Anyone may call OFCCP with a question about interpreting the regulations, filing a complaint, or any other related matter. The main telephone numbers for OFCCP’s national offices are 202-693-0101 and 202-693-1337 (TTY). For additional telephone numbers see, U.S. Department of Labor — OFCCP — Contact Us.
Compliance Assistance Available
For more information pertaining to OFCCP or any other issue related to federal contractors’ equal employment opportunity and affirmative action obligations:
- Office of Federal Contract Compliance Programs (OFCCP) — U.S. Department of Labor
- Call OFCCP’s toll free Help Desk at 1-800-397-6251
- U.S. Department of Labor — Office of Federal Contract Compliance Programs (OFCCP) — OFCCP Nationwide Office Directory
Title IX of the Education-amendments of 1972
Title IX of the Education Amendments of 1972 prohibits discrimination based on sex in education programs and activities that receive federal financial assistance from the U.S. Department of Education. The following are some examples of discrimination that are prohibited under Title IX; discrimination based on race, color, national origin, sex, disability, age, sexual harassment, the failure to provide equal opportunity in athletics, and discrimination based on pregnancy. Title IX prohibits retaliation for filing an OCR complaint or for advocating for a right protected by Title IX. Title IX also prohibits employment discrimination, but employment discrimination complaints filed with Office for Civil Rights (OCR) are generally referred to the Equal Employment Opportunity Commission.

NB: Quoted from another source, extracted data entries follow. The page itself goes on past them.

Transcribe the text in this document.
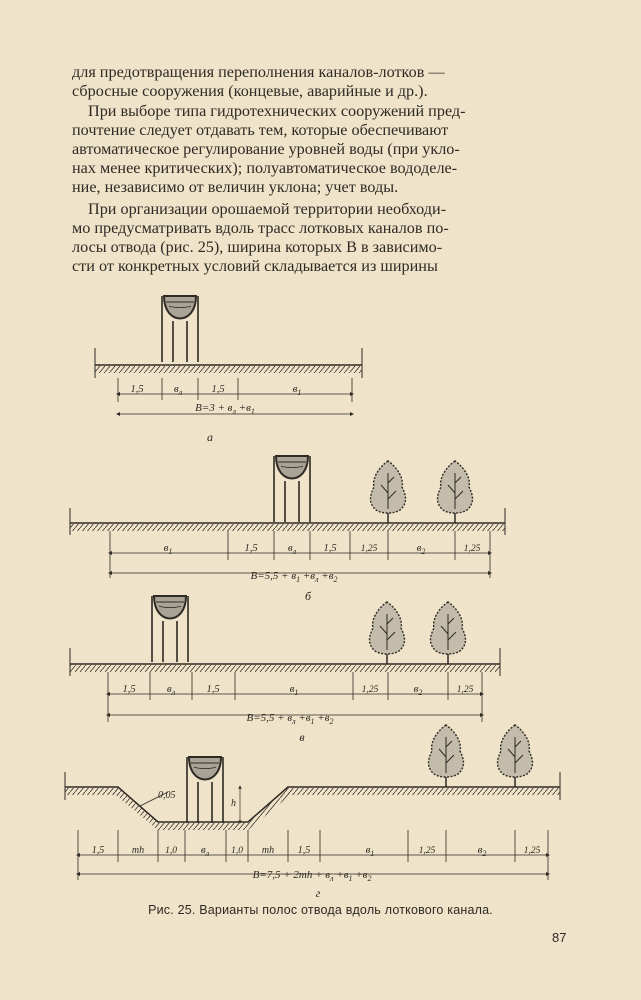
для предотвращения переполнения каналов-лотков —
сбросные сооружения (концевые, аварийные и др.).
При выборе типа гидротехнических сооружений пред-
почтение следует отдавать тем, которые обеспечивают
автоматическое регулирование уровней воды (при укло-
нах менее критических); полуавтоматическое вододеле-
ние, независимо от величин уклона; учет воды.
При организации орошаемой территории необходи-
мо предусматривать вдоль трасс лотковых каналов по-
лосы отвода (рис. 25), ширина которых В в зависимо-
сти от конкретных условий складывается из ширины
1,5	$в_л$	1,5	$в_1$
$В=3 + в_л +в_1$
а
$в_1$	1,5	$в_л$	1,5	1,25	$в_2$	1,25
$В=5,5 + в_1 +в_л +в_2$
б
1,5	$в_л$	1,5	$в_1$	1,25	$в_2$	1,25
$В=5,5 + в_л +в_1 +в_2$
в
0,05
h
1,5	mh 1,0 $в_л$ 1,0 mh 1,5	$в_1$	1,25	$в_2$	1,25
$В=7,5 + 2mh + в_л +в_1 +в_2$
г
Рис. 25. Варианты полос отвода вдоль лоткового канала.
87
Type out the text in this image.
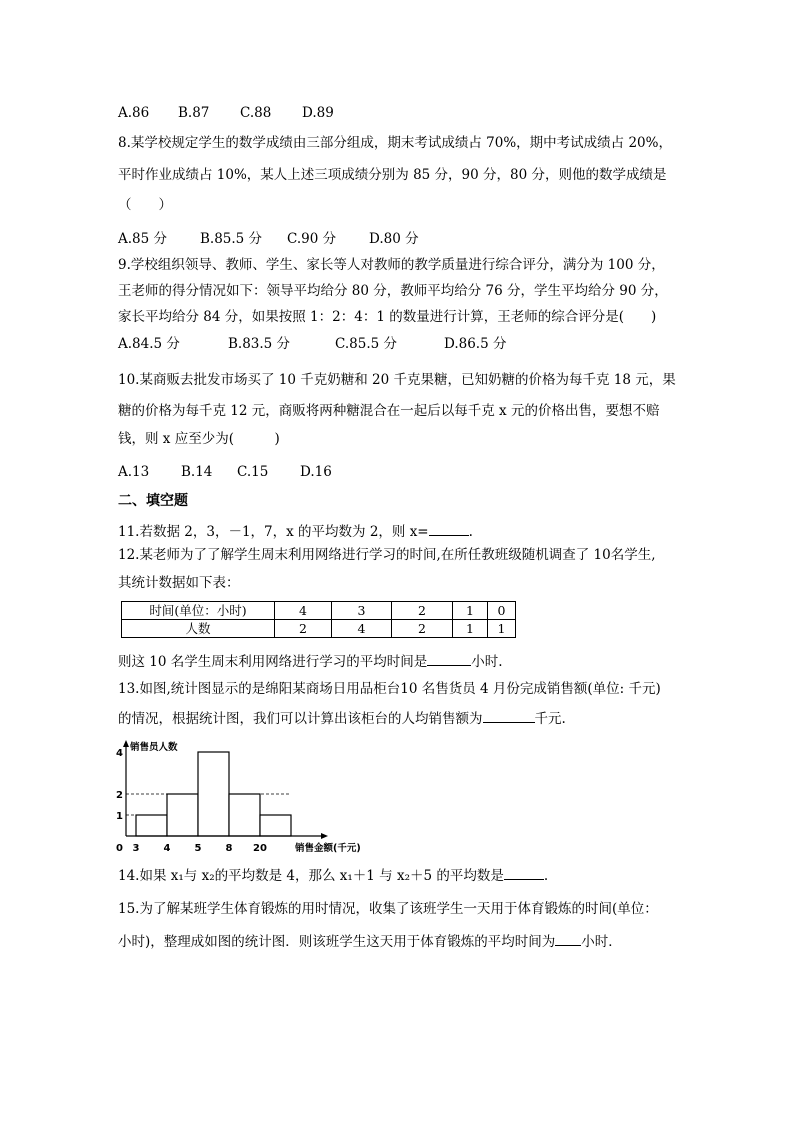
A.86 B.87 C.88 D.89
8.某学校规定学生的数学成绩由三部分组成，期末考试成绩占 70%，期中考试成绩占 20%，
平时作业成绩占 10%，某人上述三项成绩分别为 85 分，90 分，80 分，则他的数学成绩是
（　　）
A.85 分 B.85.5 分 C.90 分 D.80 分
9.学校组织领导、教师、学生、家长等人对教师的教学质量进行综合评分，满分为 100 分，
王老师的得分情况如下：领导平均给分 80 分，教师平均给分 76 分，学生平均给分 90 分，
家长平均给分 84 分，如果按照 1：2：4：1 的数量进行计算，王老师的综合评分是(　　)
A.84.5 分	B.83.5 分	C.85.5 分	D.86.5 分
10.某商贩去批发市场买了 10 千克奶糖和 20 千克果糖，已知奶糖的价格为每千克 18 元，果
糖的价格为每千克 12 元，商贩将两种糖混合在一起后以每千克 x 元的价格出售，要想不赔
钱，则 x 应至少为(　　　)
A.13 B.14 C.15 D.16
二、填空题
11.若数据 2，3，－1，7，x 的平均数为 2，则 x=	.
12.某老师为了了解学生周末利用网络进行学习的时间,在所任教班级随机调查了 10名学生,
其统计数据如下表：
时间(单位：小时)	4	3	2	1	0
人数	2	4	2	1	1
则这 10 名学生周末利用网络进行学习的平均时间是	小时.
13.如图,统计图显示的是绵阳某商场日用品柜台10 名售货员 4 月份完成销售额(单位: 千元)
的情况，根据统计图，我们可以计算出该柜台的人均销售额为	千元.
销售员人数
1
2
4
0 3 4 5 8 20	销售金额(千元)
14.如果 x₁与 x₂的平均数是 4，那么 x₁＋1 与 x₂＋5 的平均数是	.
15.为了解某班学生体育锻炼的用时情况，收集了该班学生一天用于体育锻炼的时间(单位：
小时)，整理成如图的统计图．则该班学生这天用于体育锻炼的平均时间为 小时．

Family and Medical Leave Act (FMLA) of 1993
The Family and Medical Leave Act of 1993 (FMLA) allows “eligible” employees of a covered employer to take job-protected, unpaid leave, or to substitute appropriate paid leave if the employee has earned or accrued it, for up to a total of 12 workweeks in any 12 months because of the birth of a child and to care for the newborn child, because of the placement of a child with the employee for adoption or foster care, because the employee is needed to care for a family member (child, spouse, or parent) with a serious health condition, or because the employee’s own serious health condition makes the employee unable to perform the functions of his or her job. In certain cases, this leave may be taken on an intermittent basis rather than all at once, or the employee may work a part-time schedule.
An employee on FMLA leave is also entitled to have health benefits maintained while on leave as if the employee had continued to work instead of taking the leave. If an employee was paying all or part of the premium payments prior to leave, the employee would continue to pay his or her share during the leave period. The employer may recover its share only if the employee does not return to work for a reason other than the serious health condition of the employee or the employee’s immediate family member, or another reason beyond the employee’s control.
An employee generally has a right to return to the same position or an equivalent position with equivalent pay, benefits and working conditions at the conclusion of the leave. The taking of FMLA leave cannot result in the loss of any benefit that accrued prior to the start of the leave.
The employer has a right to 30 days advance notice from the employee where practicable. In addition, the employer may require an employee to submit certification from a health care provider to substantiate that the leave is due to the serious health condition of the employee or the employee’s immediate family member. Failure to comply with these requirements may result in a delay in the start of FMLA leave. Pursuant to a uniformly applied policy, the employer may also require that an employee present a certification of fitness to return to work when the absence was caused by the employee’s serious health condition. The employer may delay restoring the employee to employment without such certificate relating to the health condition which caused the employee’s absence. See, Family and Medical Leave Act.